Bell will use the MTC to “showcase how we will deliver the most affordable, capable, and reliable aircraft for the warfighter,” said Bell CEO and president Mitch Snyder.


Since starting operations, the facility already has born fruit toward significantly cutting lead times and costs of critical V-280 components, said Isbell, noting that the lead time for the aircraft’s rotor masts was shrunk from 18 months to 90 days and costs were reduced by 40 percent. “In the vertical lift space, the manufacturing process hasn’t changed that much in the last 30 years,” he said. “We developed a significant amount of manufacturing technology when we developed the V-22 [tiltrotor] 30 to 40 years ago but the industry hasn’t had a different shift in how aircraft are made.”


Besides cutting lead times and costs, digital controls eliminate variability and the possibility of an entire bad batch of parts being manufactured, he added. “Variation has caused struggles for low-volume aircraft production for a long time. This is a dedicated space to do step-function advances in manufacturing. We will be able to build things in such a different way.”


Isbell said the MTC will develop manufacturing processes for both Bell factories and those of its suppliers, but added that Bell plans to keep the manufacture of critical components in-house to assure quality control.

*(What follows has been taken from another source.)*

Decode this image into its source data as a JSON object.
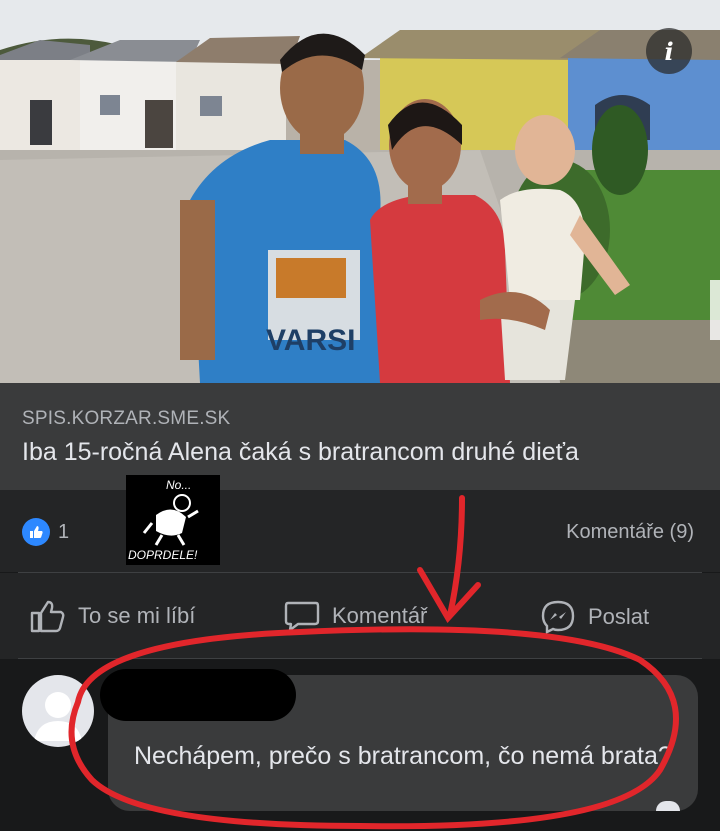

The MTC will be home to design and manufacturing engineers, programmers, materials specialists, and others, recruited from both inside and outside of Bell. Equipment will include digitally connected heat treating, additive-manufactured tooling, advanced composites manufacturing, bonding, high-speed machining, and robotics with an emphasis on critical vehicle components such as gears, gearboxes, main rotor blades, yokes, wings, and assembly-intensive components.  


Besides serving as a manufacturing laboratory, the MTC is also a demonstration center aimed at dissuading uninformed skeptics wary of industry claims of better, faster, cheaper. “Disbelief is sort of the natural tendency when we say we can cut lead times by 80 percent or cost by 40 percent,” said Isbell. “Part of the reason we developed this center is that we can show it and prove it.”